Lors du dépôt en préfecture, les têtes de liste peuvent déclarer (ou non) une étiquette politique. Mais ce n’est pas forcément celle que retiendra l’administration, qui dispose de ses propres critères pour leur attribuer une nuance.  Photo d’illustration EBRA/Le Dauphiné Libéré/Michel Thomas

Lors du dépôt en préfecture, les têtes de liste peuvent déclarer (ou non) une étiquette politique. Mais ce n’est pas forcément celle que retiendra l’administration, qui dispose de ses propres critères pour leur attribuer une nuance.  Photo d’illustration EBRA/Le Dauphiné Libéré/Michel Thomas

Plus de 520 listes d’union à gauche

Parmi les grandes sensibilités définies par le ministère de l’Intérieur, les listes divers droite sont celles qui ratissent le plus large, avec 2 288 listes qualifiées comme telles par les préfectures. Suivent les divers gauche avec 1 868 listes, les divers sans couleur politique avec 1 472 listes et les divers centre avec 1 241 listes. Les “listes d’union” sont surtout nombreuses à gauche avec 524 listes, contre seulement 66 listes d’union à droite, 75 d’union au centre et 85 d’union à l’extrême droite.

À l’exception de La France insoumise (LFI) qui aligne 289 listes, les listes se revendiquant d’un seul parti politique sont rares à gauche : on ne compte que 85 listes socialistes, 42 listes communistes et 31 listes écologistes (moins que le nombre de listes écologistes indépendantes). LR présente de son côté 150 listes, loin devant l’UDI (deux listes), Horizons (sept) ou le MoDem (cinq). Le ministère dénombre également 421 listes d’extrême gauche, où se retrouvent principalement les candidats de Lutte ouvrière (LO) et du Nouveau Parti anticapitaliste (NPA).

Ces chiffres restent toutefois modestes au regard du nombre de listes parfois qualifiées abusivement comme “sans étiquette”, alors qu’en réalité elles échappent à l’obligation faite au préfet de leur attribuer une nuance. 80 % des 50 390 listes qui se présenteront dimanche, soit plus de 900 000 personnes, brigueront un premier, un second ou parfois un 10e mandat sans étiquette.

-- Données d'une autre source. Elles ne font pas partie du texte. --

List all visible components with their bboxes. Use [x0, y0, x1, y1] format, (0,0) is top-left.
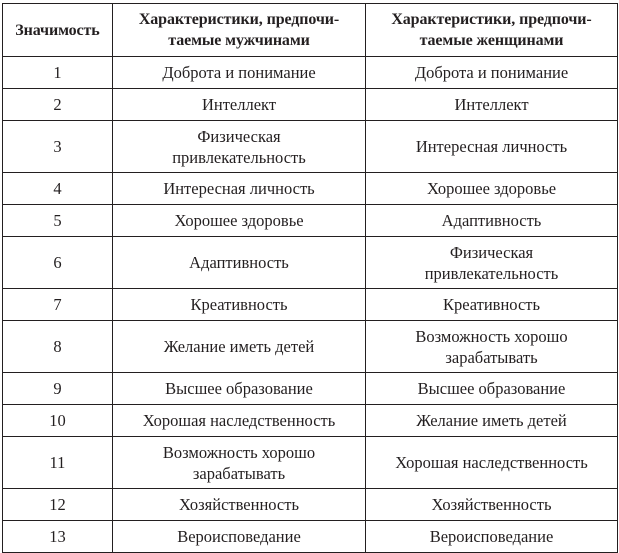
cell-women-line2: привлекательность: [424, 263, 559, 283]
cell-men-line2: зарабатывать: [192, 463, 286, 483]
cell-men: Интеллект: [113, 89, 366, 121]
cell-men: Креативность: [113, 289, 366, 321]
table-row: [3, 89, 618, 121]
cell-men: Адаптивность: [113, 237, 366, 289]
cell-women: [366, 321, 618, 373]
header-rank: Значимость: [3, 4, 113, 57]
cell-women: Адаптивность: [366, 205, 618, 237]
cell-women: Креативность: [366, 289, 618, 321]
cell-rank: 8: [3, 321, 113, 373]
cell-rank: 2: [3, 89, 113, 121]
cell-women: Доброта и понимание: [366, 57, 618, 89]
cell-rank: 11: [3, 437, 113, 489]
cell-men: Высшее образование: [113, 373, 366, 405]
cell-women: Желание иметь детей: [366, 405, 618, 437]
cell-men: Желание иметь детей: [113, 321, 366, 373]
cell-rank: 10: [3, 405, 113, 437]
cell-men-line1: Физическая: [197, 126, 281, 146]
table-row: [3, 205, 618, 237]
table-row: [3, 521, 618, 553]
cell-women: Интересная личность: [366, 121, 618, 173]
table-row: [3, 57, 618, 89]
cell-rank: 9: [3, 373, 113, 405]
header-women-line1: Характеристики, предпочи-: [391, 11, 592, 28]
cell-men-line1: Возможность хорошо: [162, 442, 316, 462]
cell-women-line1: Физическая: [449, 242, 534, 262]
preferences-table: [2, 3, 618, 553]
cell-rank: 3: [3, 121, 113, 173]
header-women-line2: таемые женщинами: [419, 32, 564, 49]
cell-rank: 13: [3, 521, 113, 553]
cell-women: Вероисповедание: [366, 521, 618, 553]
cell-rank: 6: [3, 237, 113, 289]
cell-women: Интеллект: [366, 89, 618, 121]
table-row: [3, 121, 618, 173]
table-row: [3, 437, 618, 489]
cell-women-line2: зарабатывать: [445, 347, 538, 367]
table-row: [3, 289, 618, 321]
header-men-line1: Характеристики, предпочи-: [138, 11, 340, 28]
cell-rank: 5: [3, 205, 113, 237]
table-row: [3, 489, 618, 521]
cell-rank: 4: [3, 173, 113, 205]
cell-men: Хорошее здоровье: [113, 205, 366, 237]
cell-men: Хозяйственность: [113, 489, 366, 521]
header-men: [113, 4, 366, 57]
header-men-line2: таемые мужчинами: [168, 32, 310, 49]
cell-men: Интересная личность: [113, 173, 366, 205]
table-row: [3, 321, 618, 373]
cell-women: Высшее образование: [366, 373, 618, 405]
cell-rank: 7: [3, 289, 113, 321]
cell-women: Хорошее здоровье: [366, 173, 618, 205]
cell-women: [366, 237, 618, 289]
cell-women: Хозяйственность: [366, 489, 618, 521]
cell-rank: 1: [3, 57, 113, 89]
cell-men-line2: привлекательность: [172, 147, 306, 167]
cell-men: [113, 437, 366, 489]
cell-men: Хорошая наследственность: [113, 405, 366, 437]
table-row: [3, 405, 618, 437]
cell-men: Вероисповедание: [113, 521, 366, 553]
cell-men: Доброта и понимание: [113, 57, 366, 89]
table-row: [3, 237, 618, 289]
cell-rank: 12: [3, 489, 113, 521]
table-row: [3, 373, 618, 405]
cell-women: Хорошая наследственность: [366, 437, 618, 489]
cell-women-line1: Возможность хорошо: [415, 326, 568, 346]
table-header-row: [3, 4, 618, 57]
header-women: [366, 4, 618, 57]
table-row: [3, 173, 618, 205]
cell-men: [113, 121, 366, 173]
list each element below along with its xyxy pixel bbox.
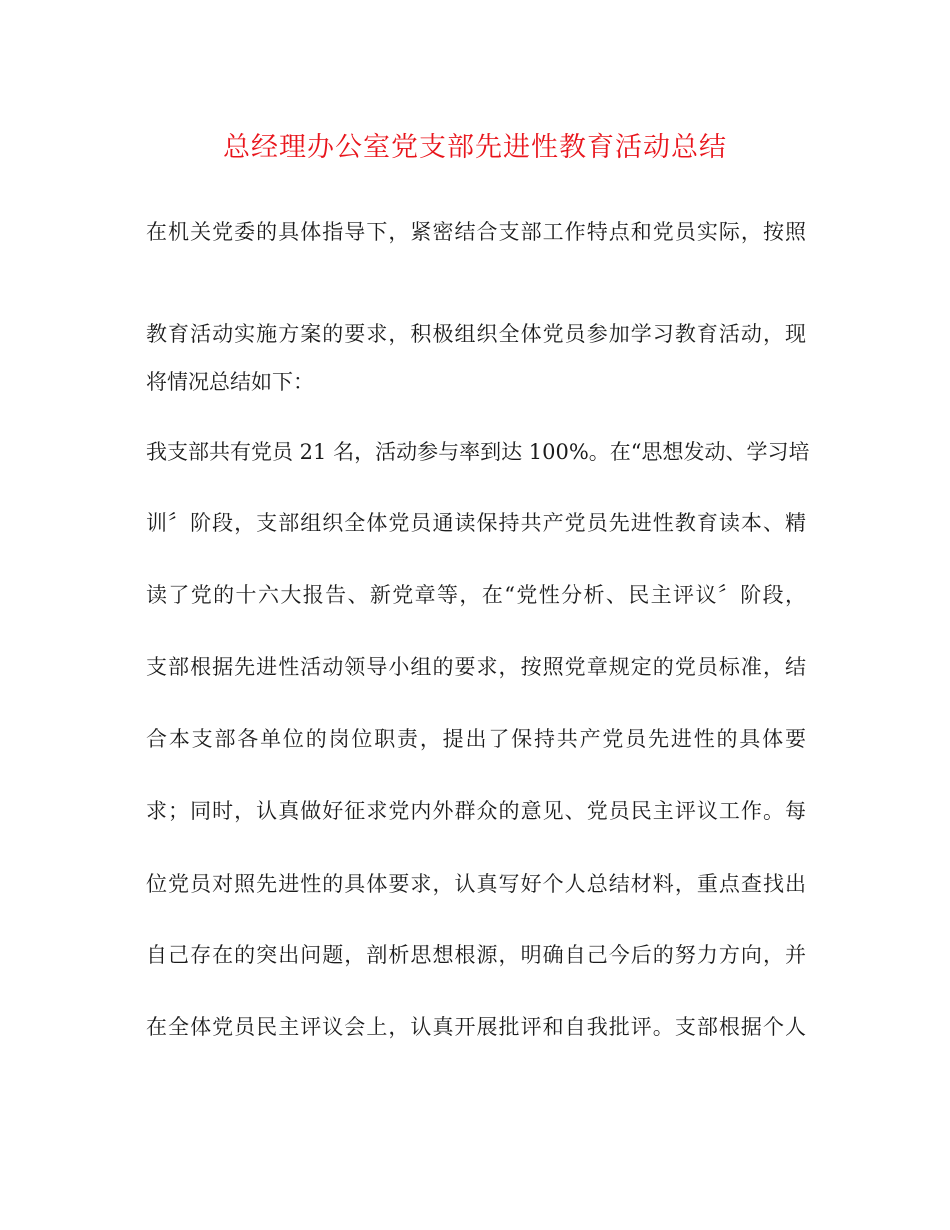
document-title: 总经理办公室党支部先进性教育活动总结	[223, 132, 727, 163]
body-line-12: 在全体党员民主评议会上，认真开展批评和自我批评。支部根据个人	[146, 1015, 806, 1039]
body-line-10: 位党员对照先进性的具体要求，认真写好个人总结材料，重点查找出	[146, 872, 806, 896]
body-line-3: 将情况总结如下：	[146, 370, 314, 394]
body-line-8: 合本支部各单位的岗位职责，提出了保持共产党员先进性的具体要	[146, 727, 806, 751]
body-line-4: 我支部共有党员 21 名，活动参与率到达 100%。在“思想发动、学习培	[146, 440, 810, 464]
body-line-7: 支部根据先进性活动领导小组的要求，按照党章规定的党员标准，结	[146, 655, 806, 679]
body-line-5: 训〞阶段，支部组织全体党员通读保持共产党员先进性教育读本、精	[146, 511, 806, 535]
body-line-1: 在机关党委的具体指导下，紧密结合支部工作特点和党员实际，按照	[146, 220, 806, 244]
body-line-9: 求；同时，认真做好征求党内外群众的意见、党员民主评议工作。每	[146, 799, 806, 823]
body-line-2: 教育活动实施方案的要求，积极组织全体党员参加学习教育活动，现	[146, 322, 806, 346]
body-line-6: 读了党的十六大报告、新党章等，在“党性分析、民主评议〞阶段，	[146, 583, 806, 607]
body-line-11: 自己存在的突出问题，剖析思想根源，明确自己今后的努力方向，并	[146, 943, 806, 967]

Des règles définies par le ministère de l'Intérieur

La tradition remonte au XIXe siècle. Avant chaque élection, le ministère de l’Intérieur définit une grille de nuances politiques que les préfets sont chargés d’attribuer aux listes ou candidats amenés à se présenter. Cette année, elles sont au nombre de 25, de l’extrême gauche à l’extrême droite en passant par les régionalistes. Objectif ? Harmoniser les résultats et faciliter leur analyse au niveau national. Le terme a son importance : il s’agit d’une nuance et non d’une étiquette – que chaque tête de liste reste libre de déclarer (ou non) mais qui ne figure jamais dans les données commmuniquées par Beauvau. Les divergences entre nuance attribuée et étiquette déclarée alimentent régulièrement la polémique.

En réalité, les règles sont précisées dans une circulaire publiée avant chaque élection. Celle adressée aux préfets le 2 février par le ministre Laurent Nuñez avait été attaquée (sans succès) devant le Conseil d’État par LFI et l’UDR, qui contestaient leur classement dans les blocs d’extrême gauche et d’extrême droite – des catégories plus larges que la nuance, mais qui ne sont pas sans incidence sur le choix de cette dernière. La circulaire ordonnait par exemple aux préfets, lorsqu’une liste est soutenue par plusieurs formations appartenant à des blocs différents, de la classer parmi les divers ou les extrêmes. Une liste insoumise ouverte à d’autres courants de gauche traditionnelle pourrait donc se retrouver classée comme liste d’extrême gauche, et non pas comme liste LFI. À Paris, la liste conduite par l’eurodéputée Sarah Knafo ne figure d’ailleurs pas parmi les 30 listes Reconquête reconnues par le ministère, mais parmi les listes d’extrême droite.

(*) Décompte effectué à partir des données du ministère de l’Intérieur.